Retrieval Augmented Generation (RAG)

Summary: Retrieval augmented generation techniques enhance the knowledge updatability of agents for goal achievement, and maintain data privacy of on-premise foundation model-based agents/systems implementations.

Context: Large foundational model-based agents are not equipped with knowledge related to explicitly specific domains, especially on highly confidential and privacy-sensitive local data, unless they are fine-tuned for pre-trained using domain data.

Problem: Given a task, how can agents conduct reasoning with data/knowledge that are not learned by the foundation models through model training?

Forces:

  • Lack of knowledge. The reasoning process may be unreliable when the agent is required to accomplish domain-specific tasks that the agent has no such knowledge reserve.
  • Overhead. Fine-tuning large foundation model using local data or training a large foundation model locally consumes high amount of computation and resource costs.
  • Data Privacy. Local data are confidential to be used to train or fine-tune the models.

Solution: Fig. 1 illustrates a high-level graphical representation of retrieval augmented generation. RAG is a technique for enhancing the accuracy and reliability of agents with facts retrieved from other sources (internal or online data). The knowledge gaps where the agents are lacking in memory are filled using the parameterized knowledge generated in vector databases. For instance, during plan generation, specific steps may require information that is not within the original agent memory. The agent can retrieve information from the parameterized knowledge and use for planning, while the augmented response (i.e. plan) will be return back to the user. The retrieval process requires zero pretraining or fine-tuning of the model served by the agent which preserves the data privacy of local data, reduces training and computation costs, and also provides up-to-date and more precise information required. The retrieved local data can be sent back to the agent via prompts (need to consider the context window size), whereas the agent is able to process the information and generate plans via in-context learning. Currently there is a cluster of RAG techniques focusing on various enhancement aspects, data sources and applications [1], for instance, federated RAG [2], graph RAG [3], etc.

Figure 1. Retrieval augmented generation.

Benefits:

  • Knowledge retrieval. Agents can search and retrieve knowledge related to the given tasks, which ensures the reliability of reasoning steps.
  • Updatability. The prompts/responses generated using RAG by the agent on internal or online data are updatable by the complimentary parameterized knowledge.
  • Data privacy. The agent can retrieve additional knowledge from local datastores, which ensures data privacy and security.
  • Cost-efficiency. Under the data privacy constraint, RAG can provide essential knowledge to the agent without training a new foundation model entirely. This reduced the training costs.

Drawbacks:

  • Maintenance overhead. Maintenance and update of the parameterized knowledge in the vector store requires additional computation and storage costs.
  • Data limitation.
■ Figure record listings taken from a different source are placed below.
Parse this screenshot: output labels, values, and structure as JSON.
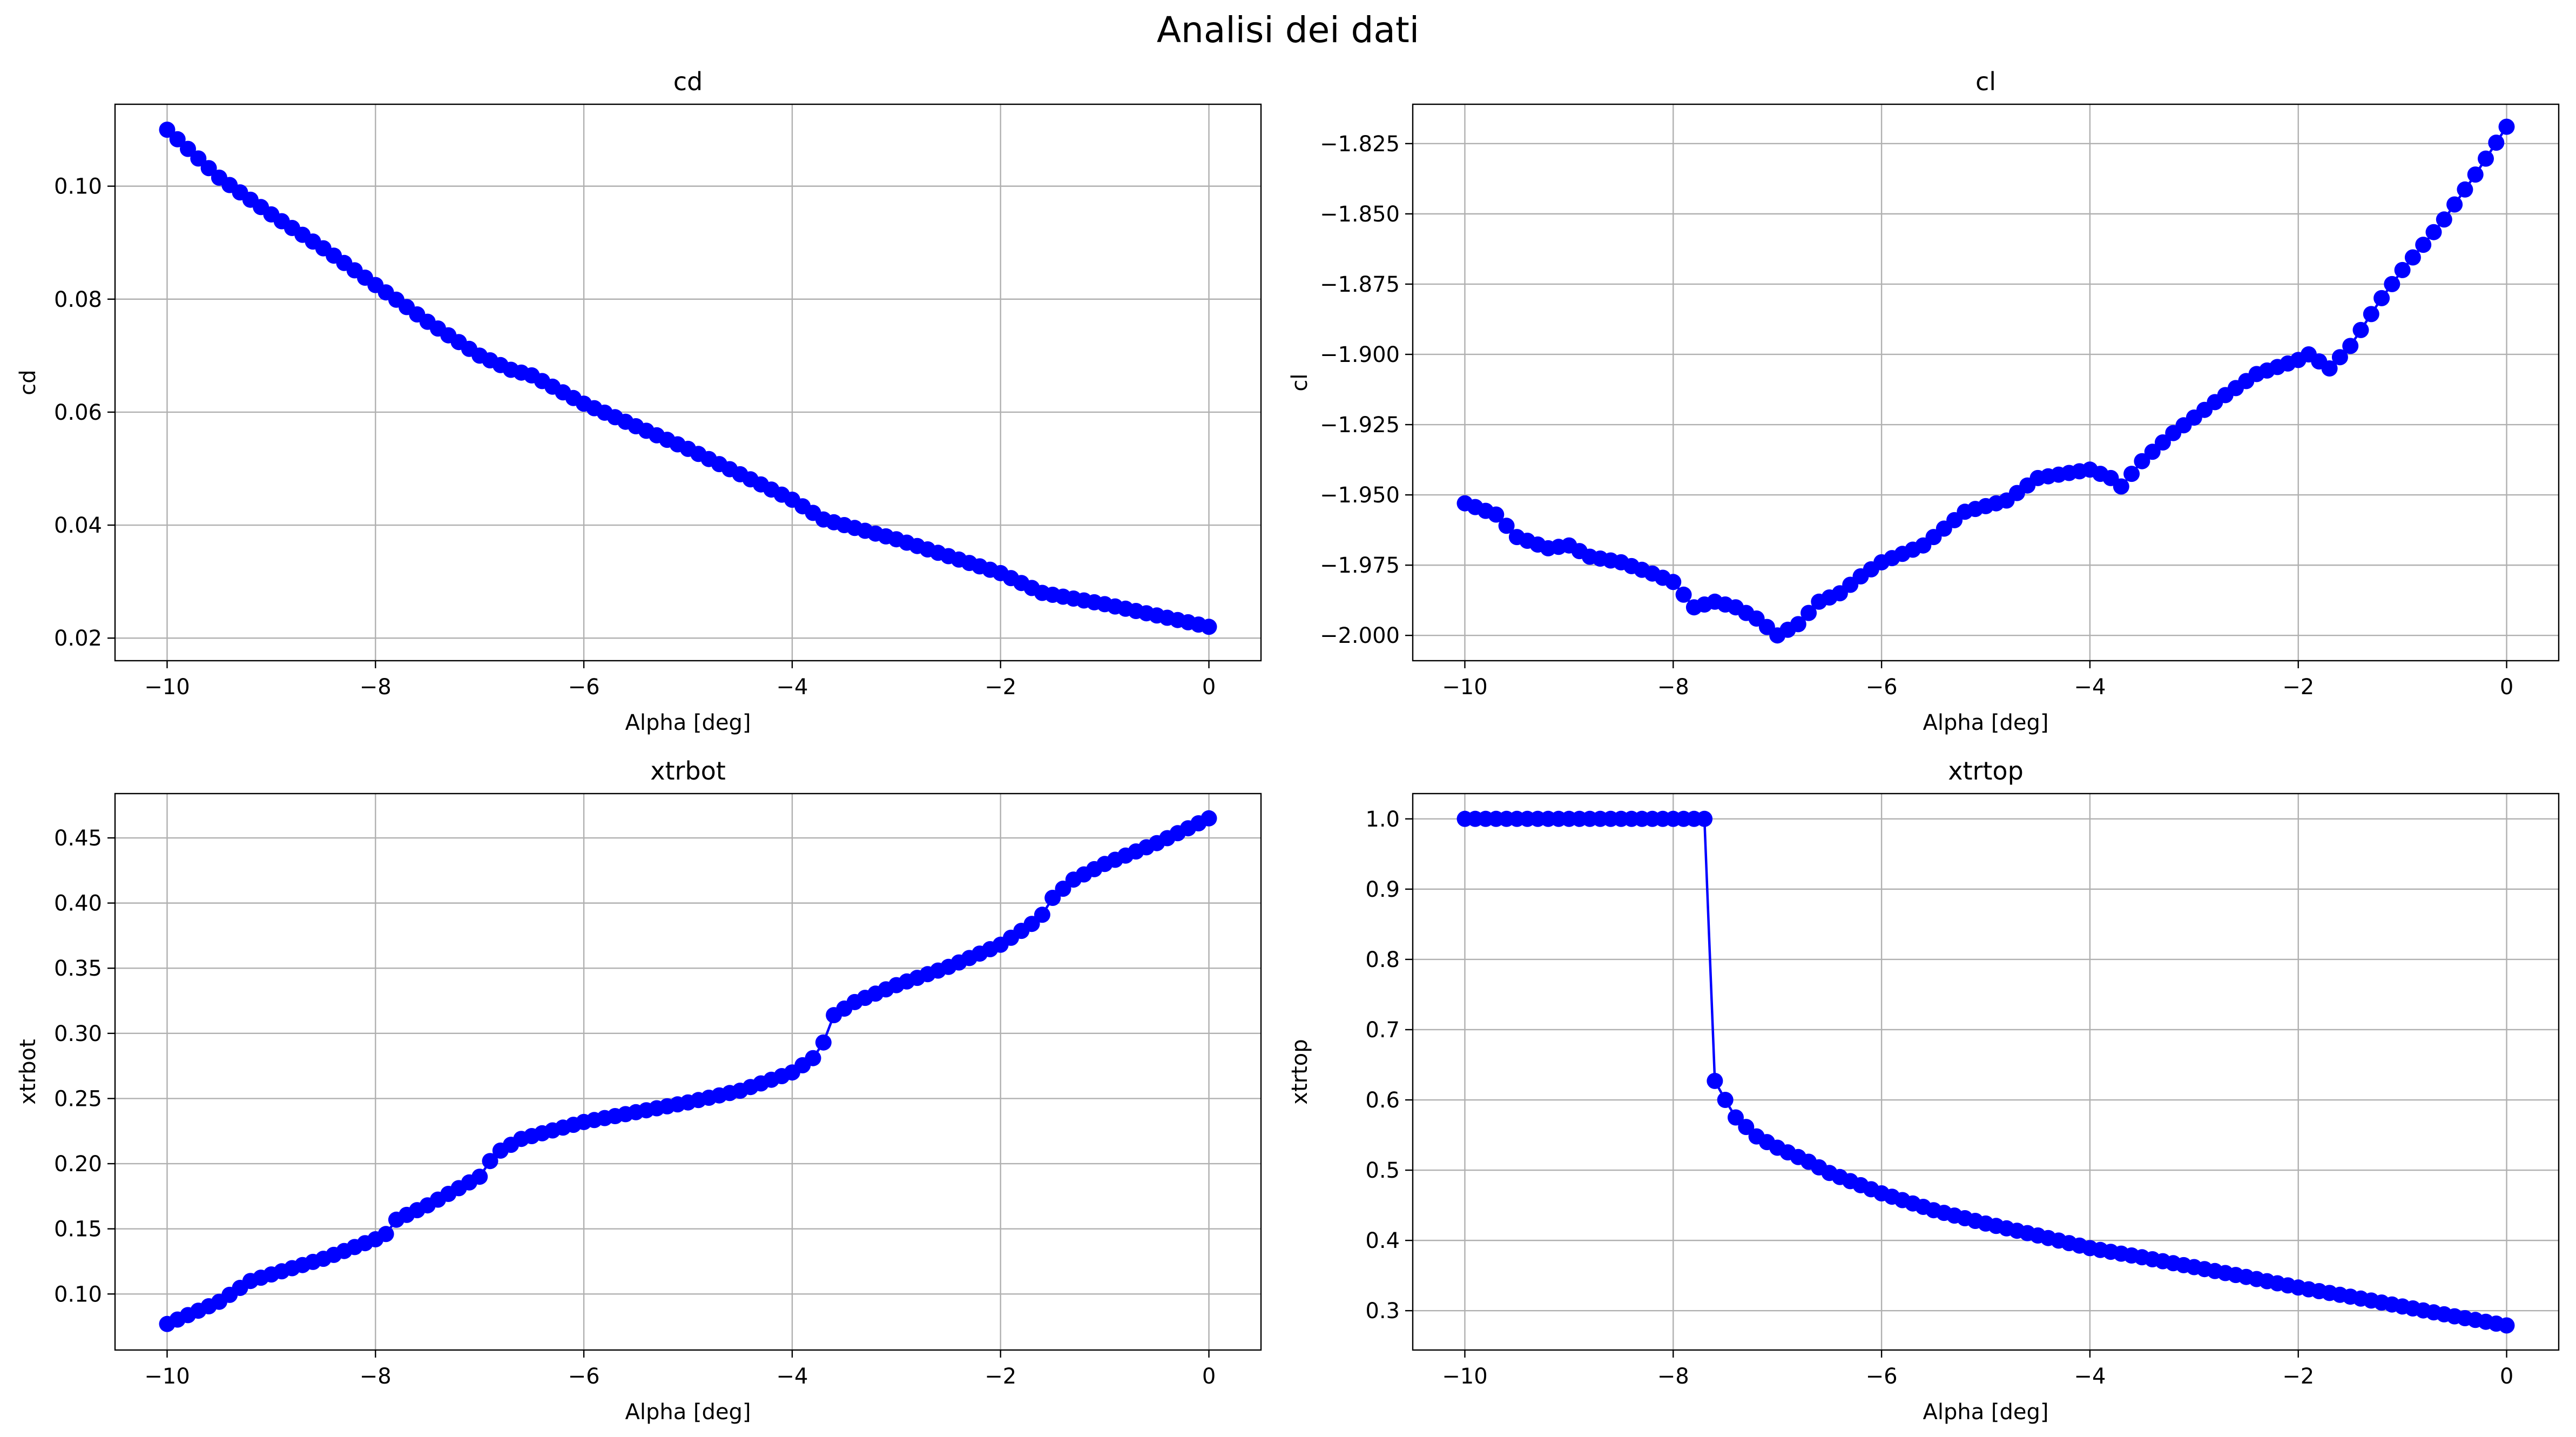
{
  "figure_title": "Analisi dei dati",
  "colors": {
    "series": "#0000ff",
    "grid": "#b0b0b0",
    "axes": "#000000"
  },
  "chart_data": [
    {
      "type": "line",
      "title": "cd",
      "xlabel": "Alpha [deg]",
      "ylabel": "cd",
      "grid": true,
      "marker": "circle",
      "xlim": [
        -10.5,
        0.5
      ],
      "ylim": [
        0.016,
        0.1145
      ],
      "x_ticks": [
        -10,
        -8,
        -6,
        -4,
        -2,
        0
      ],
      "y_ticks": [
        0.02,
        0.04,
        0.06,
        0.08,
        0.1
      ],
      "x_tick_labels": [
        "−10",
        "−8",
        "−6",
        "−4",
        "−2",
        "0"
      ],
      "y_tick_labels": [
        "0.02",
        "0.04",
        "0.06",
        "0.08",
        "0.10"
      ],
      "anchors": [
        [
          -10,
          0.11
        ],
        [
          -9.5,
          0.1015
        ],
        [
          -9,
          0.095
        ],
        [
          -8.5,
          0.089
        ],
        [
          -8,
          0.0825
        ],
        [
          -7.5,
          0.076
        ],
        [
          -7,
          0.07
        ],
        [
          -6.7,
          0.0675
        ],
        [
          -6.5,
          0.0665
        ],
        [
          -6,
          0.0615
        ],
        [
          -5.5,
          0.0575
        ],
        [
          -5,
          0.0535
        ],
        [
          -4.5,
          0.049
        ],
        [
          -4,
          0.0445
        ],
        [
          -3.7,
          0.041
        ],
        [
          -3,
          0.0375
        ],
        [
          -2.5,
          0.0345
        ],
        [
          -2,
          0.0315
        ],
        [
          -1.6,
          0.028
        ],
        [
          -1,
          0.026
        ],
        [
          -0.5,
          0.024
        ],
        [
          0,
          0.022
        ]
      ]
    },
    {
      "type": "line",
      "title": "cl",
      "xlabel": "Alpha [deg]",
      "ylabel": "cl",
      "grid": true,
      "marker": "circle",
      "xlim": [
        -10.5,
        0.5
      ],
      "ylim": [
        -2.009,
        -1.811
      ],
      "x_ticks": [
        -10,
        -8,
        -6,
        -4,
        -2,
        0
      ],
      "y_ticks": [
        -2.0,
        -1.975,
        -1.95,
        -1.925,
        -1.9,
        -1.875,
        -1.85,
        -1.825
      ],
      "x_tick_labels": [
        "−10",
        "−8",
        "−6",
        "−4",
        "−2",
        "0"
      ],
      "y_tick_labels": [
        "−2.000",
        "−1.975",
        "−1.950",
        "−1.925",
        "−1.900",
        "−1.875",
        "−1.850",
        "−1.825"
      ],
      "anchors": [
        [
          -10,
          -1.953
        ],
        [
          -9.7,
          -1.957
        ],
        [
          -9.5,
          -1.965
        ],
        [
          -9.2,
          -1.969
        ],
        [
          -9.0,
          -1.968
        ],
        [
          -8.8,
          -1.972
        ],
        [
          -8.5,
          -1.974
        ],
        [
          -8.2,
          -1.978
        ],
        [
          -8.0,
          -1.981
        ],
        [
          -7.8,
          -1.99
        ],
        [
          -7.6,
          -1.988
        ],
        [
          -7.4,
          -1.99
        ],
        [
          -7.2,
          -1.994
        ],
        [
          -7.0,
          -2.0
        ],
        [
          -6.8,
          -1.996
        ],
        [
          -6.6,
          -1.988
        ],
        [
          -6.4,
          -1.985
        ],
        [
          -6.2,
          -1.979
        ],
        [
          -6.0,
          -1.974
        ],
        [
          -5.6,
          -1.968
        ],
        [
          -5.2,
          -1.956
        ],
        [
          -4.8,
          -1.952
        ],
        [
          -4.5,
          -1.944
        ],
        [
          -4.0,
          -1.941
        ],
        [
          -3.8,
          -1.944
        ],
        [
          -3.7,
          -1.947
        ],
        [
          -3.5,
          -1.938
        ],
        [
          -3.2,
          -1.928
        ],
        [
          -2.8,
          -1.917
        ],
        [
          -2.4,
          -1.907
        ],
        [
          -2.0,
          -1.902
        ],
        [
          -1.9,
          -1.9
        ],
        [
          -1.7,
          -1.905
        ],
        [
          -1.5,
          -1.897
        ],
        [
          -1.2,
          -1.88
        ],
        [
          -1.0,
          -1.87
        ],
        [
          -0.6,
          -1.852
        ],
        [
          -0.3,
          -1.836
        ],
        [
          0.0,
          -1.819
        ]
      ]
    },
    {
      "type": "line",
      "title": "xtrbot",
      "xlabel": "Alpha [deg]",
      "ylabel": "xtrbot",
      "grid": true,
      "marker": "circle",
      "xlim": [
        -10.5,
        0.5
      ],
      "ylim": [
        0.057,
        0.484
      ],
      "x_ticks": [
        -10,
        -8,
        -6,
        -4,
        -2,
        0
      ],
      "y_ticks": [
        0.1,
        0.15,
        0.2,
        0.25,
        0.3,
        0.35,
        0.4,
        0.45
      ],
      "x_tick_labels": [
        "−10",
        "−8",
        "−6",
        "−4",
        "−2",
        "0"
      ],
      "y_tick_labels": [
        "0.10",
        "0.15",
        "0.20",
        "0.25",
        "0.30",
        "0.35",
        "0.40",
        "0.45"
      ],
      "anchors": [
        [
          -10,
          0.077
        ],
        [
          -9.5,
          0.094
        ],
        [
          -9.2,
          0.11
        ],
        [
          -9,
          0.115
        ],
        [
          -8.5,
          0.127
        ],
        [
          -8,
          0.142
        ],
        [
          -7.9,
          0.146
        ],
        [
          -7.8,
          0.157
        ],
        [
          -7.5,
          0.168
        ],
        [
          -7,
          0.19
        ],
        [
          -6.9,
          0.202
        ],
        [
          -6.8,
          0.21
        ],
        [
          -6.6,
          0.219
        ],
        [
          -6,
          0.232
        ],
        [
          -5,
          0.247
        ],
        [
          -4.5,
          0.256
        ],
        [
          -4,
          0.27
        ],
        [
          -3.8,
          0.281
        ],
        [
          -3.7,
          0.293
        ],
        [
          -3.6,
          0.314
        ],
        [
          -3.4,
          0.324
        ],
        [
          -3,
          0.337
        ],
        [
          -2.5,
          0.351
        ],
        [
          -2,
          0.368
        ],
        [
          -1.7,
          0.384
        ],
        [
          -1.6,
          0.391
        ],
        [
          -1.5,
          0.404
        ],
        [
          -1.3,
          0.418
        ],
        [
          -1,
          0.43
        ],
        [
          -0.5,
          0.446
        ],
        [
          0,
          0.465
        ]
      ]
    },
    {
      "type": "line",
      "title": "xtrtop",
      "xlabel": "Alpha [deg]",
      "ylabel": "xtrtop",
      "grid": true,
      "marker": "circle",
      "xlim": [
        -10.5,
        0.5
      ],
      "ylim": [
        0.244,
        1.036
      ],
      "x_ticks": [
        -10,
        -8,
        -6,
        -4,
        -2,
        0
      ],
      "y_ticks": [
        0.3,
        0.4,
        0.5,
        0.6,
        0.7,
        0.8,
        0.9,
        1.0
      ],
      "x_tick_labels": [
        "−10",
        "−8",
        "−6",
        "−4",
        "−2",
        "0"
      ],
      "y_tick_labels": [
        "0.3",
        "0.4",
        "0.5",
        "0.6",
        "0.7",
        "0.8",
        "0.9",
        "1.0"
      ],
      "anchors": [
        [
          -10,
          1.0
        ],
        [
          -7.7,
          1.0
        ],
        [
          -7.6,
          0.627
        ],
        [
          -7.5,
          0.6
        ],
        [
          -7.4,
          0.575
        ],
        [
          -7.2,
          0.548
        ],
        [
          -7,
          0.532
        ],
        [
          -6.7,
          0.512
        ],
        [
          -6.5,
          0.496
        ],
        [
          -6,
          0.467
        ],
        [
          -5.5,
          0.443
        ],
        [
          -5,
          0.424
        ],
        [
          -4.5,
          0.407
        ],
        [
          -4,
          0.389
        ],
        [
          -3.5,
          0.376
        ],
        [
          -3,
          0.362
        ],
        [
          -2.5,
          0.348
        ],
        [
          -2,
          0.333
        ],
        [
          -1.5,
          0.32
        ],
        [
          -1,
          0.306
        ],
        [
          -0.5,
          0.292
        ],
        [
          0,
          0.279
        ]
      ]
    }
  ]
}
The agents still mainly rely on the data it has been trained on to generate prompts. This can impact the quality and accuracy of the generated content in those specific domains.

Known uses:

  • LinkedIn. LinkedIn applies RAG to construct the pipeline of foundation model based agents, which can search appropriate case studies to respond users.
  • Yan et al. [4] devise a retrieval evaluator which can output a confidence degree after assessing the quality of retrieved data. The solution can improve the robustness and overall performance of RAG for agents.
  • Levonian et al. [5] apply RAG with GPT-3.5, developing an agent that can retrieve the contents of a high-quality open-source math textbook to generate responses to students.

Related patterns: Retrieval augmented generation can complement all other patterns by providing extra context information from the local datastore.

References:

[1] Y. Hu and Y. Lu, “Rag and rau: A survey on retrieval-augmented language model in natural language processing,” arXiv preprint arXiv:2404.19543, 2024.
[2] S. Wang, E. Khramtsova, S. Zhuang, and G. Zuccon, “Feb4rag: Evaluating federated search in the context of retrieval augmented generation,” arXiv preprint arXiv:2402.11891, 2024.
[3] J. Larson and S. Truitt, “GraphRAG: Unlocking LLM discovery on narrative private data,” February 2024. [Online]. Available: https://www.microsoft.com/en-us/research/blog/graphrag-unlocking-llm-discovery-on-narrative-private-data/
[4] S.-Q. Yan, J.-C. Gu, Y. Zhu, and Z.-H. Ling, “Corrective retrieval augmented generation,” arXiv preprint arXiv:2401.15884, 2024.
[5] Z. Levonian, C. Li, W. Zhu, A. Gade, O. Henkel, M.-E. Postle, and W. Xing, “Retrieval-augmented generation to improve math question-answering: Trade-offs between groundedness and human preference,” arXiv preprint arXiv:2310.03184, 2023.